From talking to people in the group and from my own feelings, it appears that the socialization of these get togethers has been in its own way as large a part of our continued healing as the support group was in the early parts. It has been a very definite growth and moving forward for all of us who continue to meet once a month.
And it turned out that wasn’t all of it. After a while, we tried going out as a group to a wine bar or a restaurant that was quiet enough for us to still be able to visit and talk on first a one evening a month basis and then before the pandemic stopped us, it became two evenings a month. After we could no longer meet in person, we moved our get togethers to a video conference meet up and had “ virtual happy hour” get togethers on Friday early evening and surprisingly had much of the same conversational and social enjoyment we had in person, just without the hugs…
Now that we are able to meet in person again, we have found a local winery with a large outdoor space where we can get together, keep our social distances and we now meet once a week to continue the growth of our friendships and to enjoy the on going conversation (and the wine).

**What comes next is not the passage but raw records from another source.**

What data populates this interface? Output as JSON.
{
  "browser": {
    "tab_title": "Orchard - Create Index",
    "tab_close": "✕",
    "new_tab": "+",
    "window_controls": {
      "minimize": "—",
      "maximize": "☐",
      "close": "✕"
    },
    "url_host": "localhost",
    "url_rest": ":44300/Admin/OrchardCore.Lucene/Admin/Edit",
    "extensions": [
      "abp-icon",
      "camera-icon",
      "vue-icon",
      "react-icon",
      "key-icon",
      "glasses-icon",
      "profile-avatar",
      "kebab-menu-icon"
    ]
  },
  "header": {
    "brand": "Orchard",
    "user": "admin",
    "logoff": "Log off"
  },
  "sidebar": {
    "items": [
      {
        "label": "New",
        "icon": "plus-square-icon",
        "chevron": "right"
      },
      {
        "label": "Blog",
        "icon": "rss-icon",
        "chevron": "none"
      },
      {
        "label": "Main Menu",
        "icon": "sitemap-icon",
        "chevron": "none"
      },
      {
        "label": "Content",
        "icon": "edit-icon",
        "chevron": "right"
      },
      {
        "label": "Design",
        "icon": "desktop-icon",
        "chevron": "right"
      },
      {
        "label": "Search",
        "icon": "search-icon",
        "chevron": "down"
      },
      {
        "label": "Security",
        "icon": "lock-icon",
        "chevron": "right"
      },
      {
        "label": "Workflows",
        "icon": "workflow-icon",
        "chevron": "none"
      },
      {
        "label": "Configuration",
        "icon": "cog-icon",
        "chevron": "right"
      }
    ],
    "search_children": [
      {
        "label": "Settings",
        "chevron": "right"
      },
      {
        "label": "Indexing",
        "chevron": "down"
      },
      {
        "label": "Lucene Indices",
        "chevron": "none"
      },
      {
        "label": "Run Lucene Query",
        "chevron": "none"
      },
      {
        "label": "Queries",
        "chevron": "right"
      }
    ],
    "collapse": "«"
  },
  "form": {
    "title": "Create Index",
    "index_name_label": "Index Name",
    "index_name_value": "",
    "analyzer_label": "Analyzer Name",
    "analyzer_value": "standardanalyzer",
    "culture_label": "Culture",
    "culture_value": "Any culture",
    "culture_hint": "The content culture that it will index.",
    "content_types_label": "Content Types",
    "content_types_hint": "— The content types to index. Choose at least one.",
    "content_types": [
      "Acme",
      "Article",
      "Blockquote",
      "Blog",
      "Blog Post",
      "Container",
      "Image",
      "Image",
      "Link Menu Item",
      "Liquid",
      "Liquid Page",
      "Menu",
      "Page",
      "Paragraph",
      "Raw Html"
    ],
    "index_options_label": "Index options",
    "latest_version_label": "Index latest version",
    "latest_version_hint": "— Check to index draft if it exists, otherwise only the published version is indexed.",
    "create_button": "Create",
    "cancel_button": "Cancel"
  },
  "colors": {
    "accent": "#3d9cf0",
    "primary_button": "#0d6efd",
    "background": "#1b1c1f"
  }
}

I highly recommend anyone who is part of any type of bereavement group to try to duplicate our successful move to socialization and out of the isolation that our grief can brings us. The hardest part at the start seems to be finding someone who wants to organize, coordinate and gather a group together. Once we had a “facilitator” and a list of people and their email contacts created, it got much easier, the hardest part at the beginning was finding people to host each month without imposing on the same one or two people each time. As long as everyone was willing to take their turn, I found organizing it to be a very doable thing. When the group got to be too large to allow us to meet at someones home, we were able to try a number of different venues around town until we found a place we were comfortable and most importantly, where we could talk in a relatively quiet environment. While the weather is nice and we can be outside, a large outside venue is working well for our get togethers. I guess we will deal with whatever the changing situation requires us to do as it happens and as it gets cooler here in Colorado, we will have to try to find another inside location that is safe and comfortable for us to meet at.
When and How Should Socializing Begin:
Just a short general note here that socializing, like so many other parts of our grief journeys, happens at a different point and at a different rate for each of us. We each come to a place when we feel the need to have other people in our lives, when we want some company and a chance to interact. Most of the conversations I’ve had suggest that it is best to go slowly, to not immediately or right at first jump into “high intensity” situations like bars and clubs and singles meet up groups. Although as always, if that’s what you feel you want or need, perhaps because its something you remember from before you entered your marriage, then absolutely you should try it.
But going slowly and meeting people in a “low energy” and not an emotionally charged environment seems to have a benefit of allowing you to actually get to know and be around people for itself, for the social aspects of making new friends perhaps and not as a coverup of our feelings of grief. Our social pot luck and “wine bar” group bridged the gap between our isolation and finding a gentle way to edge back into socializing that I highly recommend and urge groups of like minded widows and widowers to try in their communities.